LANSING - The Michigan Court of Appeals has rejected an appeal by two environmental organizations against the issuing of a permit to Wolverine Power Cooperative to build a new coal-fired power plant in Rogers City.
Judges Stephen Borrello, Michael Kelly and Mark Boonstra ruled an appeal filed by the Sierra Club and the Natural Resources Defense Council was "moot" because it could not grant the parties relief. The environmental organizations appealed a decision by an Ingham County Circuit Court judge to uphold a permit issued to Wolverine by the Michigan Department of Environmental Quality to build the 600-megawatt power plant. The organizations argued the DEQ used a flawed analysis to set hazardous air pollution limits for the plant.
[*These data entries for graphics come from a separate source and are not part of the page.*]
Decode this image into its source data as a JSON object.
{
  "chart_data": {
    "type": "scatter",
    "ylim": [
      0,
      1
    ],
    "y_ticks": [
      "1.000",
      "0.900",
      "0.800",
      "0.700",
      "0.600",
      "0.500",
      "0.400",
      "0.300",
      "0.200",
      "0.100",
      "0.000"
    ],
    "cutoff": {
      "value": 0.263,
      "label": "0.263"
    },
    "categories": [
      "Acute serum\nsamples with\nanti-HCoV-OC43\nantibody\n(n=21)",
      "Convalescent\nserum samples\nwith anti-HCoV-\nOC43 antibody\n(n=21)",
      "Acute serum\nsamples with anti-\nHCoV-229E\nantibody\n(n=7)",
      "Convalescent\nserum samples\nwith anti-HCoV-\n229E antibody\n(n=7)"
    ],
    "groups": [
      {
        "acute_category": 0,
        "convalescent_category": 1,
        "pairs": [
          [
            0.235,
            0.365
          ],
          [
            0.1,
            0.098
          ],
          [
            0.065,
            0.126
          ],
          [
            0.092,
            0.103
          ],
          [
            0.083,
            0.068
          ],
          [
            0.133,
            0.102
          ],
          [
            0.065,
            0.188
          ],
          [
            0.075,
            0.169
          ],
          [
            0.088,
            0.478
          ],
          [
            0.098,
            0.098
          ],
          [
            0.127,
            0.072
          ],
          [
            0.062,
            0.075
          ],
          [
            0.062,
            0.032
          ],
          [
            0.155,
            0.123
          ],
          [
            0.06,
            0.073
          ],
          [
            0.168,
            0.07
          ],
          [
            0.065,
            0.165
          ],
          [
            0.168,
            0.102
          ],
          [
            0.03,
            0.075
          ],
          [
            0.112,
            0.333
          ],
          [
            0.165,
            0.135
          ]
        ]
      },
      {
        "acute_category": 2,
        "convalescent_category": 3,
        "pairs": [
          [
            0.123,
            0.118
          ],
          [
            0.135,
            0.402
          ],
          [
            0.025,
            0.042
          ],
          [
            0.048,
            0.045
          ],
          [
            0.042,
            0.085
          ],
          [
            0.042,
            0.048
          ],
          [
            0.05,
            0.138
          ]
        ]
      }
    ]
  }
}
However, the appeals court judges found that the United States Environmental Protection Agency's mercury and air toxics standard applies, even while under review, according to the court's opinion. The standards supercede the limits set by the DEQ. Because the National Emissions Standards for Hazardous Air Pollutants override the limits set by the state agency, the court would change nothing by remanding the permit for a proper maximum achievable control technology review by the DEQ, as the two organizations requested.
"Unless and until the EPA actually strikes down or amends its NESHAP for coal-fired power plants, or the MATS rule is invalidated, the issues petitioners raise on appeal are moot," the opinion states.
Brad Wurfel, DEQ communications director, said the department is pleased with the court's decision, both on this case and on one filed by the same environmental groups against a permit for a coal-fired power plant upgrade in Holland. In both cases, the DEQ initially had denied the permits, later reconsidering its decision.
"The DEQ worked hard on these permits and crafted them in partnership with the applicants," he said. "We did the job carefully to ensure that these permits would withstand a legal challenge, and they have."
Nancy Tanner, Wolverine's communications and member relations director, said the cooperative was pleased with the court's decision regarding its permit as well.
"The court's decision confirms the Department of Environmental Quality's solid work on the air permit application for the Wolverine Clean Energy Venture power plant development," she said. "Wolverine will continue to explore the WCEV as a power supply option for its members."
The Sierra Club supports the court's recognition that Wolverine's new power plant would have to meet federal limits for mercury and other hazardous air pollutant emissions, Tiffany Hartung, Sierra Club Michigan Chapter campaign representative, said. However, the organization is disappointed the DEQ was not required to correct its less restrictive permit.
"We continue to carefully monitor any developments around the Wolverine Rogers City plant, which is not needed and is quite costly for cooperative ratepayers," she said.
There is a national trend away from burning coal as a power source, Hartung said, and Wolverine would do better to invest more in clean energy. For example, Cherryland Electric Cooperative, one of Wolverine's seven member cooperatives, is moving ahead with a pilot solar project.
The Sierra Club could take the case to the state Supreme Court, and while the organization is considering its options, no decision has been made at this point, Hartung said.